5. Immune Stimulation and T Cell Activation:
– The ability of BSA/TPA-Erdn to stimulate dendritic cell (DC) maturation and T cell activation is investigated using mononuclear cells from MM patients. Co-culture experiments are conducted to evaluate the expression of co-stimulatory molecules, MHC II molecules, and cytokines associated with immune response, demonstrating the immunomodulatory effects of BSA/TPA-Erdn.
6. In Vivo Anticancer Immune Response:
– The anticancer immune response of BSA/TPA-Erdn is evaluated in a mouse model. RPMI-8226 cells are injected into NSG mice, and patient-derived lymphocytes are transferred to establish a human immune system. The efficacy of BSA/TPA-Erdn in inducing immunogenic cell death and stimulating immune responses is assessed. Results indicate the potential of this approach to translate into clinical benefits for MM patients.

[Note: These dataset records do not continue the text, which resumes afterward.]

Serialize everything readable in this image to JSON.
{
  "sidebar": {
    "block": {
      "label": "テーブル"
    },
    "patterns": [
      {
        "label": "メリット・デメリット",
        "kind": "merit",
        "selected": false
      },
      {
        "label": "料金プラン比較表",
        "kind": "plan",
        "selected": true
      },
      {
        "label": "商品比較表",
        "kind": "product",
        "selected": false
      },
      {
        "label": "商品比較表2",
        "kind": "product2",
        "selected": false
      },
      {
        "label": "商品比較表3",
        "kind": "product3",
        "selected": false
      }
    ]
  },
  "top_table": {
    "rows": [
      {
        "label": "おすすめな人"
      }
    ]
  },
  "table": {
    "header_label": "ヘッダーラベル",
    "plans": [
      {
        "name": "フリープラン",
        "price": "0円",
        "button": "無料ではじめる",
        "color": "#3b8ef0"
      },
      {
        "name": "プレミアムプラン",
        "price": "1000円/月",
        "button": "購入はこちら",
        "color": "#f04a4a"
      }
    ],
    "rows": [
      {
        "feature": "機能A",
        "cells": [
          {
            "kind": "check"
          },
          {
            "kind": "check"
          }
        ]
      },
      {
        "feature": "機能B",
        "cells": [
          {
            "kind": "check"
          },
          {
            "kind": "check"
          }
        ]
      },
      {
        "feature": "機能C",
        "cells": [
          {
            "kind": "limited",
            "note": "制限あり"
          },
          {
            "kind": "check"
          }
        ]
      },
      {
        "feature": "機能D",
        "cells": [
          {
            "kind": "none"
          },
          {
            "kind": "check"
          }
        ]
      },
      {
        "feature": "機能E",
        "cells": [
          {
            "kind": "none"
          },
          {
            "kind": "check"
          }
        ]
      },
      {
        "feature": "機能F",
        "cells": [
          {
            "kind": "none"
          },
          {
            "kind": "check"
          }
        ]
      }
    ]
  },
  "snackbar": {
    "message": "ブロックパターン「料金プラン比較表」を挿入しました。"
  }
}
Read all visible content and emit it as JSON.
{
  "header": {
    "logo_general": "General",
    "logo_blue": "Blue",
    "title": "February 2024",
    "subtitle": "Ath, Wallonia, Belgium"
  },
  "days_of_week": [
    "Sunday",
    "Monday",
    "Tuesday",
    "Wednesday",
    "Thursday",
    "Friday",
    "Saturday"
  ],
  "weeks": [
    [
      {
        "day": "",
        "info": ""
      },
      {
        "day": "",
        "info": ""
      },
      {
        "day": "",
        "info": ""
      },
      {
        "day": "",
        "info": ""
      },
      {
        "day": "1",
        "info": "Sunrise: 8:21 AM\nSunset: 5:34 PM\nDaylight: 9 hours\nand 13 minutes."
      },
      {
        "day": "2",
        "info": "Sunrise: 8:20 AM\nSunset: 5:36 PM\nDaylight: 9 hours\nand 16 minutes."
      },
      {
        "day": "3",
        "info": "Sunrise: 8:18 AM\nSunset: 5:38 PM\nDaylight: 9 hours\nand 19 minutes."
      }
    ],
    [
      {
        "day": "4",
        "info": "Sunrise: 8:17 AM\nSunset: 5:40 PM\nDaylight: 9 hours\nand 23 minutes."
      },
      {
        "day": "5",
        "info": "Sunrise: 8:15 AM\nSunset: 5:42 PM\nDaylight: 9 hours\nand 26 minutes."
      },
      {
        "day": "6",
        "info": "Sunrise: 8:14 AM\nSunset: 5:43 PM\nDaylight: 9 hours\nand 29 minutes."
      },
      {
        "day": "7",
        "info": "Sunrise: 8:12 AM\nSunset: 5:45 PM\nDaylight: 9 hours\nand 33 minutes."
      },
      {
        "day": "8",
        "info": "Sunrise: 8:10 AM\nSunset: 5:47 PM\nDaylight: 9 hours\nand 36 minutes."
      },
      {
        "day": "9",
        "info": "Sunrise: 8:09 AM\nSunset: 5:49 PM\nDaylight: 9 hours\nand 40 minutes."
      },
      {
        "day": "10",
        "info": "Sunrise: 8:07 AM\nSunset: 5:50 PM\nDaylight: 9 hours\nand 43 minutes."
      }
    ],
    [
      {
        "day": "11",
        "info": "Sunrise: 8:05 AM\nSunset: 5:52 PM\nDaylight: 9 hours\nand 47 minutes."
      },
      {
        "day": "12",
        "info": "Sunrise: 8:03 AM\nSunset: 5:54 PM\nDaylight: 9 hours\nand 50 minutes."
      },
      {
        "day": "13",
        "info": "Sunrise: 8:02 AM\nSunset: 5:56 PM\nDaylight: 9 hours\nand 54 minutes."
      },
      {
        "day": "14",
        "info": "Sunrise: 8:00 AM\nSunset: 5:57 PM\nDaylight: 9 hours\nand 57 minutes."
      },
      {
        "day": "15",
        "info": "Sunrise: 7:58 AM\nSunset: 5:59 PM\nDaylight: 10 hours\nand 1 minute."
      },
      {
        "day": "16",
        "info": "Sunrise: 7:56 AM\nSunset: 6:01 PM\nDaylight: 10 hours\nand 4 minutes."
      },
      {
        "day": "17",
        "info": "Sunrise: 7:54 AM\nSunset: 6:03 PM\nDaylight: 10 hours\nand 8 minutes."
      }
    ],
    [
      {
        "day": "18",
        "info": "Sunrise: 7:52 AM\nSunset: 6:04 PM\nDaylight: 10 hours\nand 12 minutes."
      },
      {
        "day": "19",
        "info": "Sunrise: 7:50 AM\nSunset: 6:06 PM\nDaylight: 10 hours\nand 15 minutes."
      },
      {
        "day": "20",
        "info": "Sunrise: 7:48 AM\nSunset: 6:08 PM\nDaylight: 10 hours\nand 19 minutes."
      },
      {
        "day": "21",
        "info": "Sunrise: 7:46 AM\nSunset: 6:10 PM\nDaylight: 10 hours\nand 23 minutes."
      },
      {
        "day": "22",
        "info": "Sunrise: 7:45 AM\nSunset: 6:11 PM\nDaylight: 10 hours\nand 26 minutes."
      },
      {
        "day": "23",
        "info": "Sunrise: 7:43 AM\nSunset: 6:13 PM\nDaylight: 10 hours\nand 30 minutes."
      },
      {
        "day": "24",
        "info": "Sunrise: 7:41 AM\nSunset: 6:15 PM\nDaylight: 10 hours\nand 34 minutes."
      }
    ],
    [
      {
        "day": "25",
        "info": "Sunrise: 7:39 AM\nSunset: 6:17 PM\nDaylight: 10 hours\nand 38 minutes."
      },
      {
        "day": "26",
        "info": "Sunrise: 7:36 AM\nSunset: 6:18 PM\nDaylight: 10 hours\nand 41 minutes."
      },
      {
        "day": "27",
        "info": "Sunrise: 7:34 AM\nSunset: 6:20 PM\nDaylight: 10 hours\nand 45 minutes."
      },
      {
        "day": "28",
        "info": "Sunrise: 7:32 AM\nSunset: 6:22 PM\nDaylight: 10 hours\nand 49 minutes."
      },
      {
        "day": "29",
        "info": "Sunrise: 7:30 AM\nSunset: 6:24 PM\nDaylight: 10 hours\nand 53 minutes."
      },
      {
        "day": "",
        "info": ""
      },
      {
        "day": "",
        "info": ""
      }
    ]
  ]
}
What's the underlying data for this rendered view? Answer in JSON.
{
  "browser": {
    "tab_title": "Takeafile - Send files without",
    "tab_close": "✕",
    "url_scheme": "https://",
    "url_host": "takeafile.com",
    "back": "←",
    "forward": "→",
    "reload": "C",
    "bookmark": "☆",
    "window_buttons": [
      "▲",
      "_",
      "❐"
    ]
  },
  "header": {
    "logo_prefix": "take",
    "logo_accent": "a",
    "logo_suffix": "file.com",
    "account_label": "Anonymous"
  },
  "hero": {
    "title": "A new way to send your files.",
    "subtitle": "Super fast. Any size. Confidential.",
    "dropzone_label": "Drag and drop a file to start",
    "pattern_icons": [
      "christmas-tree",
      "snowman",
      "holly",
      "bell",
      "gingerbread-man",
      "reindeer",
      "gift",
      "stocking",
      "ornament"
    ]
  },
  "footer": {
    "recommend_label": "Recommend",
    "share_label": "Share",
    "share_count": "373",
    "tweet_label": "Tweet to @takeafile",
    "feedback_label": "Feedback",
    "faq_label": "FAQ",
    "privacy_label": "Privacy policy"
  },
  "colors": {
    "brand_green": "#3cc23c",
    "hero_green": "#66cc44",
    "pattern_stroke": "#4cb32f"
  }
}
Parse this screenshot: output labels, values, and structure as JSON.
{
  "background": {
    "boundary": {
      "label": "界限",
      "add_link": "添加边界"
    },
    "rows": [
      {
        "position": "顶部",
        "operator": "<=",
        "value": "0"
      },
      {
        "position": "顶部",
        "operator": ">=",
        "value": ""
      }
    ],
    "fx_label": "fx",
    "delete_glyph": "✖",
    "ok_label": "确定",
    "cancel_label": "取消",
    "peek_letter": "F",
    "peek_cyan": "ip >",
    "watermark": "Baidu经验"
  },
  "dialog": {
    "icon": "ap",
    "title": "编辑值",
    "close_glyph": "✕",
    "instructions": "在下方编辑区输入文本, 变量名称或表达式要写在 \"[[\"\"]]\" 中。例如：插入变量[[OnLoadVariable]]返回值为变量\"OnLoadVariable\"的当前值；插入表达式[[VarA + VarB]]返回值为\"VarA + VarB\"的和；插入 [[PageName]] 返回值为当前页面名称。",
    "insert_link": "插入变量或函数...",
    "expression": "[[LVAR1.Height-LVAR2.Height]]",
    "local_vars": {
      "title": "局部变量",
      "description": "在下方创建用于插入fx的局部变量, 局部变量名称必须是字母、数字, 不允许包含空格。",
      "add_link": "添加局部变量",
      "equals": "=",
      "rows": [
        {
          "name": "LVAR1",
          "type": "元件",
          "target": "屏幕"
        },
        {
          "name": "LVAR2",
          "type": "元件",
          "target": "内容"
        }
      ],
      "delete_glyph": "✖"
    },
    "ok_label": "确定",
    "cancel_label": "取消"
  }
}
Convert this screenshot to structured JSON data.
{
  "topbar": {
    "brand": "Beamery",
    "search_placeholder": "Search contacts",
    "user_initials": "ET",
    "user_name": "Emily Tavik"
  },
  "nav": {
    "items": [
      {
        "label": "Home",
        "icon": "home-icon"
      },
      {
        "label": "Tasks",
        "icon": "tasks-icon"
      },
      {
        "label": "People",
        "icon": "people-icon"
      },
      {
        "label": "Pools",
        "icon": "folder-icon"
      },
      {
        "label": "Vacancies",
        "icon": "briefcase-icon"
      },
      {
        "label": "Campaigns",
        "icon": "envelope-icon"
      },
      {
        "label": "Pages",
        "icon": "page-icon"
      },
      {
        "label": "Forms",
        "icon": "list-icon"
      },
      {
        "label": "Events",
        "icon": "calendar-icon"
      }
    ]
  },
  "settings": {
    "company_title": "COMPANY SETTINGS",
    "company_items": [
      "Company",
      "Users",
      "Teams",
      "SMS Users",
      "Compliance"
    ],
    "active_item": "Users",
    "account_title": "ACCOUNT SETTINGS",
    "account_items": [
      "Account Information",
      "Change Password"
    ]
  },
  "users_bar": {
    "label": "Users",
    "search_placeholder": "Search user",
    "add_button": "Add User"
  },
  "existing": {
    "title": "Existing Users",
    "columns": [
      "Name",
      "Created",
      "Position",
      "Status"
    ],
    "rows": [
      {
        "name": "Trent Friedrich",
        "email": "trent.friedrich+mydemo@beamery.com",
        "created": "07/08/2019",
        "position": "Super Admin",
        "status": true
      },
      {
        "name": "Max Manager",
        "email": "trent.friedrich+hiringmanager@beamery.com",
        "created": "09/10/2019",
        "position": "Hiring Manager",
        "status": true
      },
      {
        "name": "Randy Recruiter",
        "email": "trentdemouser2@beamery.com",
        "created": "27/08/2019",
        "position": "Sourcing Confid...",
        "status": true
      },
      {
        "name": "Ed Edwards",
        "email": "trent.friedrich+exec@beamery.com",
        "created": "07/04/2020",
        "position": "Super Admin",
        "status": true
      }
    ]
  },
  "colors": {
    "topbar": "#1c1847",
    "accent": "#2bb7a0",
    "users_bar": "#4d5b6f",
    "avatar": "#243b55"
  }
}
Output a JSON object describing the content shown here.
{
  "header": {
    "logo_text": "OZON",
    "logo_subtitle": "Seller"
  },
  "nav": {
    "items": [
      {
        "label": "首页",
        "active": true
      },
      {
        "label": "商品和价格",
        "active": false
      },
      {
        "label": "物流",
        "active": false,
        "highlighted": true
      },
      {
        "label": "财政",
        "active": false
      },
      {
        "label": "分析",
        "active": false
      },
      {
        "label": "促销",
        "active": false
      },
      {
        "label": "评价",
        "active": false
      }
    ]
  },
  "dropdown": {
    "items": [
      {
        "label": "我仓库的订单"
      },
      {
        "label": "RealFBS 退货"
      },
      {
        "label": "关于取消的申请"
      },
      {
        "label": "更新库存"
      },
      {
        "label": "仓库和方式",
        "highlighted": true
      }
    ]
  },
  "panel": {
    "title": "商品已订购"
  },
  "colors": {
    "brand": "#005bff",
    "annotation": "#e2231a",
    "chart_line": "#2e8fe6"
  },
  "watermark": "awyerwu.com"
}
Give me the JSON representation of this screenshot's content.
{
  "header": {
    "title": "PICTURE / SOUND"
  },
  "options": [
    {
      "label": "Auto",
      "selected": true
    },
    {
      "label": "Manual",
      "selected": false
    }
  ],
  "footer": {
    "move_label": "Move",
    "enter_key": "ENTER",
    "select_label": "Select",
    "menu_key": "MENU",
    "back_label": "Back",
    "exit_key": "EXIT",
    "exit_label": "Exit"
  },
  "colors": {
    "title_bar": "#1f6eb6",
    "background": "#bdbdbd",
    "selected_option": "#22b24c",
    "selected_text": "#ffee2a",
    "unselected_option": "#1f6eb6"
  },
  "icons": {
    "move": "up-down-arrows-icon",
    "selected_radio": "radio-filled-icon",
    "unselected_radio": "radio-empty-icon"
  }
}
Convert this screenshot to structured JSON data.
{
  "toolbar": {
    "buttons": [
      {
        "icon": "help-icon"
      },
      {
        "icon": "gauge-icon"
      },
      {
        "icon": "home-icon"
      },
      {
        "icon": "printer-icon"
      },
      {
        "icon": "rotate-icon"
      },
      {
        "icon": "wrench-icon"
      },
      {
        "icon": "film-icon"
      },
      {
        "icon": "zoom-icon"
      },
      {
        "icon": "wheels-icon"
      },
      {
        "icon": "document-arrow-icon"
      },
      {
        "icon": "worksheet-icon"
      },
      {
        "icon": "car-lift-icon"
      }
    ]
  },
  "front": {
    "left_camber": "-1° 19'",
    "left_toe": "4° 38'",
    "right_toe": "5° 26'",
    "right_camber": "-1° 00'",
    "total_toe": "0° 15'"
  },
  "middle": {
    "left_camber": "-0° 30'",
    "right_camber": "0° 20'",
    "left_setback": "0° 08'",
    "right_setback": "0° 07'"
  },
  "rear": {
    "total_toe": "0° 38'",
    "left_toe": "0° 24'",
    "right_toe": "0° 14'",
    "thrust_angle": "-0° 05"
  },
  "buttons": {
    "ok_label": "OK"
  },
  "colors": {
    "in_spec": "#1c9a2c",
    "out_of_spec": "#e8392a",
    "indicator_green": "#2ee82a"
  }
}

(Adv Mater . 2023 Feb;35(7):e2208692.)
BSA/TPA-Erdn nanoparticles exhibit enhanced ROS generation due to the aggregation of AIE photosensitizers within the hydrophobic domain of BSA proteins, highlighting their superior ROS-inducing properties.
BSA/TPA-Erdn effectively induces the release of DAMPs, including ecto-CRT, HMGB1, and HSP70, in MM cells, leading to DC maturation and T cell activation, thereby restoring the immune microenvironment.
BSA/TPA-Erdn shows a higher ability to reverse T cell senescence compared to other treatments, suggesting its potential for rejuvenating the immune response in MM patients.
In vivo studies using an MM mouse model with a human immune system demonstrate that BSA/TPA-Erdn enhances DC maturation, stimulates T cell activation, and reduces the proportion of senescent T cells, underscoring its potential clinical relevance.
The anticancer immune response is improved with increased production of IFN-γ and IL-17a, cytokines associated with anti-tumor activity, indicating the promise of BSA/TPA-Erdn as a therapeutic approach for MM patients.
(Adv Mater . 2023 Feb;35(7):e2208692.)
BSA/TPA-Erdn nanoparticles represent a promising and innovative strategy for immunogenic cell death immunotherapy of multiple myeloma. The enhanced ROS generation and restoration of the immune microenvironment through DC maturation and T cell activation provide new insights and avenues for MM treatment. Moreover, the ability to reverse T cell senescence and stimulate an anti-tumor immune response highlight the remarkable potential of BSA/TPA-Erdn as a therapeutic approach for MM patients. Further studies and clinical trials are warranted to explore the full range of applications and benefits of BSA/TPA-Erdn in MM therapy, with the ultimate goal of improving patient outcomes and quality of life.